Damals ist sehr viel falsch gemacht worden. Man hat sehr viel Freiheit aufgegeben, um vermeintliche Sicherheit zu gewinnen. Den Fehler müssen wir heute vermeiden. Was wir hingegen uns anschauen sollten ist, genau zu analysieren, woher eigentlich die Faszination des Dschihad, die Sympathie auch für solche wirklich unaussprechlichen Taten, die dort erfolgt sind, woher die kommt und woher dann auch die Unterstützung kommt. Es gibt eine bemerkenswerte Gemeinsamkeit zwischen der frühen RAF und den heutigen Dschihadisten. Wenn Sie sich erinnern: Der erste Anschlag der später zur RAF formierten Rote-Armee-Fraktion, nannten die sich, war ein Anschlag auf ein Kaufhaus. Das heißt: Den Konsumterror, wie man das damals ausgedrückt hat. Auch hier haben Sie ja ähnliche Motive bei den Pariser Tätern, die sagen, Paris - und hier ist es religiös überhöht - ist eine Stadt des Lasters, der Unzucht, des Ehebruchs und dergleichen mehr. Das heißt, hier gibt es einen Aufstand gegen die vermeintliche Dekadenz unserer Lebensform, und das trifft natürlich diese Demokratien ins Mark. Demokratien sind nicht nur Herrschaftsformen, sondern auch Lebensformen. Wir wollen natürlich unbeschwert eine Stadt genießen. Wir wollen uns natürlich erfreuen. Wir wollen auch genießen. Und genau da setzt der Hass der Dschihadisten an, weil sie das alles kennen, aber gewissermaßen nur als Zaungäste von außen, und das möchten sie zerstören.

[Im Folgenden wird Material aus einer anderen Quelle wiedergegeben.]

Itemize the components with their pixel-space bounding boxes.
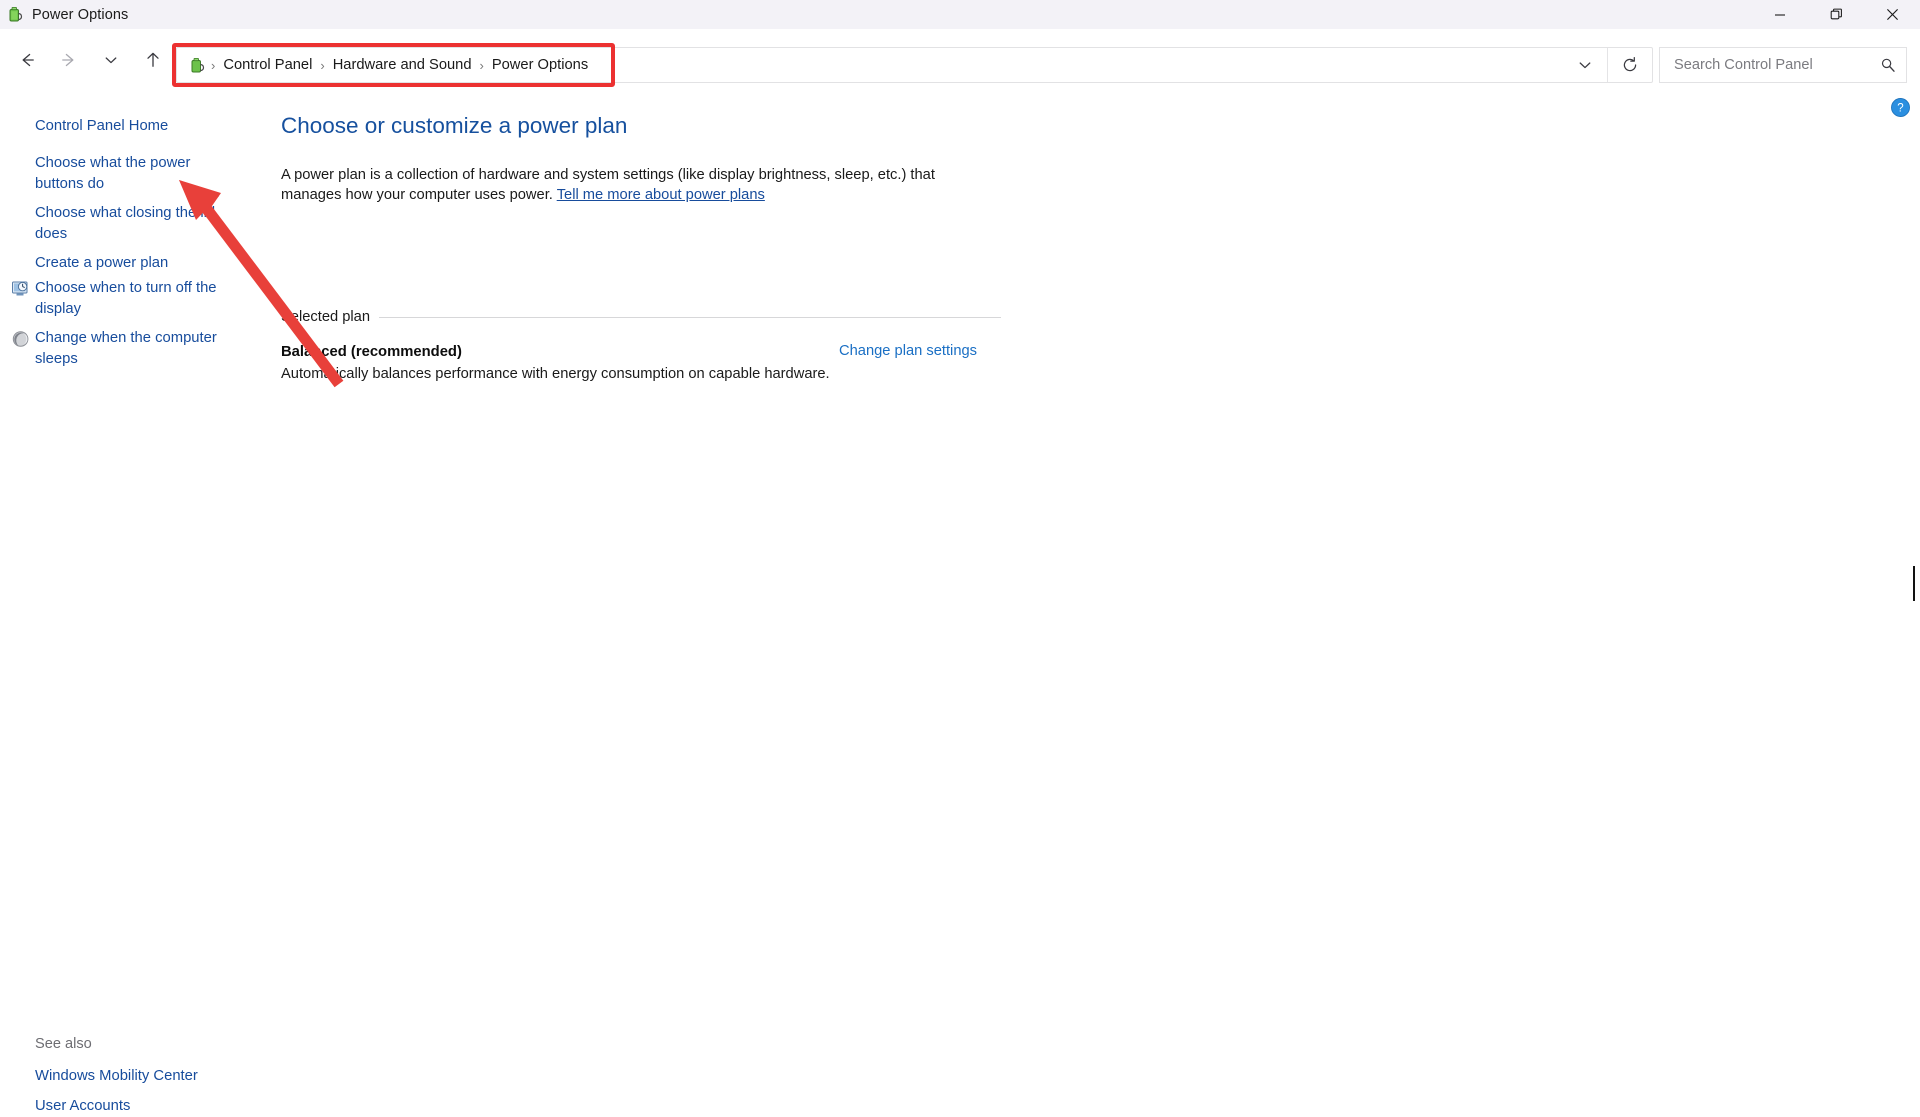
sidebar-item-computer-sleeps[interactable]: Change when the computer sleeps: [11, 328, 221, 369]
monitor-clock-icon: [11, 279, 31, 299]
recent-locations-chevron-down-icon[interactable]: [90, 39, 132, 81]
control-panel-battery-icon: [189, 57, 206, 74]
restore-icon[interactable]: [1808, 0, 1864, 29]
sidebar-item-control-panel-home[interactable]: Control Panel Home: [35, 116, 235, 137]
text-caret: [1913, 566, 1915, 601]
window-controls: [1752, 0, 1920, 29]
sidebar-item-label: Change when the computer sleeps: [35, 330, 217, 367]
minimize-icon[interactable]: [1752, 0, 1808, 29]
change-plan-settings-link[interactable]: Change plan settings: [839, 343, 977, 359]
selected-plan-group-header: Selected plan: [281, 309, 1001, 325]
back-arrow-icon[interactable]: [6, 39, 48, 81]
forward-arrow-icon[interactable]: [48, 39, 90, 81]
annotation-arrow: [179, 180, 344, 388]
sidebar-item-choose-closing-lid[interactable]: Choose what closing the lid does: [35, 203, 221, 244]
sidebar-item-label: Choose what the power buttons do: [35, 155, 191, 192]
sleep-moon-icon: [11, 329, 31, 349]
sidebar-item-label: Choose what closing the lid does: [35, 205, 216, 242]
help-label: ?: [1897, 103, 1903, 115]
tell-me-more-link[interactable]: Tell me more about power plans: [557, 187, 765, 203]
breadcrumb-item-control-panel[interactable]: Control Panel: [216, 54, 319, 76]
group-label: Selected plan: [281, 309, 371, 325]
intro-paragraph: A power plan is a collection of hardware…: [281, 165, 961, 206]
breadcrumb-item-power-options[interactable]: Power Options: [485, 54, 595, 76]
sidebar-item-label: Choose when to turn off the display: [35, 280, 217, 317]
window-title-bar: Power Options: [0, 0, 1920, 29]
address-chevron-down-icon[interactable]: [1563, 48, 1607, 82]
group-divider: [379, 316, 1001, 318]
see-also-heading: See also: [35, 1036, 92, 1052]
refresh-icon[interactable]: [1608, 48, 1652, 82]
address-bar[interactable]: › Control Panel › Hardware and Sound › P…: [176, 47, 1653, 83]
up-arrow-icon[interactable]: [132, 39, 174, 81]
help-button[interactable]: ?: [1891, 98, 1910, 117]
plan-description: Automatically balances performance with …: [281, 366, 830, 382]
search-icon[interactable]: [1880, 57, 1896, 73]
breadcrumb-item-hardware-and-sound[interactable]: Hardware and Sound: [326, 54, 479, 76]
sidebar-item-user-accounts[interactable]: User Accounts: [35, 1096, 130, 1117]
sidebar-item-choose-power-buttons[interactable]: Choose what the power buttons do: [35, 153, 221, 194]
sidebar-item-label: Create a power plan: [35, 255, 169, 271]
window-title: Power Options: [32, 6, 129, 23]
sidebar-item-turn-off-display[interactable]: Choose when to turn off the display: [11, 278, 221, 319]
sidebar-item-create-power-plan[interactable]: Create a power plan: [35, 253, 221, 274]
sidebar-item-windows-mobility-center[interactable]: Windows Mobility Center: [35, 1066, 198, 1087]
sidebar: Control Panel Home Choose what the power…: [0, 96, 276, 1114]
page-title: Choose or customize a power plan: [281, 113, 628, 138]
search-box[interactable]: [1659, 47, 1907, 83]
selected-plan-row: Balanced (recommended) Change plan setti…: [281, 343, 1001, 361]
close-icon[interactable]: [1864, 0, 1920, 29]
search-input[interactable]: [1672, 50, 1857, 80]
plan-name: Balanced (recommended): [281, 344, 462, 360]
battery-icon: [7, 6, 24, 23]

Breker: Herr Leggewie, ein gravierender Unterschied war natürlich auch, dass damals die RAF-Mitglieder leben wollten. Selbstmordanschläge hat es zu der Zeit nicht gegeben. Die gibt es aber jetzt. Wie kann das geschehen?
Leggewie: Die Selbstmordattentäter sind auch im Milieu linksradikaler terroristischer Gruppen entstanden, damals bei den japanischen Roten-Armee-Fraktionen. Die gingen damals auf den Flughafen in Tel Aviv, in Lod und sprengten sich in die Luft, und das wiederum steht in der Tradition der Kamikaze-Kämpfer. Die Terroristen in Paris werden jetzt auch in der französischen Presse als Kamikaze bezeichnet. Aber in der Tat: Hier sehen wir einen ganz markanten Unterschied. Hier gibt es Leute, denen kann man nicht damit drohen oder kommen, dass man sagt, wir werden euer Leben bedrohen. Das ist in ihrem Kalkül drin. Wenn der Anschlag misslingt, sprengt man sich eben mit einem Sprengsatz selbst in die Luft, oder die Auslösung dieses Sprengsatzes ist der Auslöser für den Mord an anderen. Da kommt die religiöse Komponente hinein, die bei den kommunistischen Bewegungen natürlich so nicht war. Die Gläubigkeit war auch groß, dieses über alles setzen des eigenen Ziels, für das man auch über Leichen geht. Da ist durchaus eine Gemeinsamkeit zwischen anarchistischen oder auch staatsterroristischen Kräften im Kommunismus gewesen. Aber hier wird das alles religiös überhöht und die religiöse Überhöhung, die kennt keine Teilung von Konflikten mehr. Die kennt auch nicht die Rücksicht aufs eigene Leben. Da setzt man eben alles ein und alles aufs Spiel, inklusive der eigenen Existenz.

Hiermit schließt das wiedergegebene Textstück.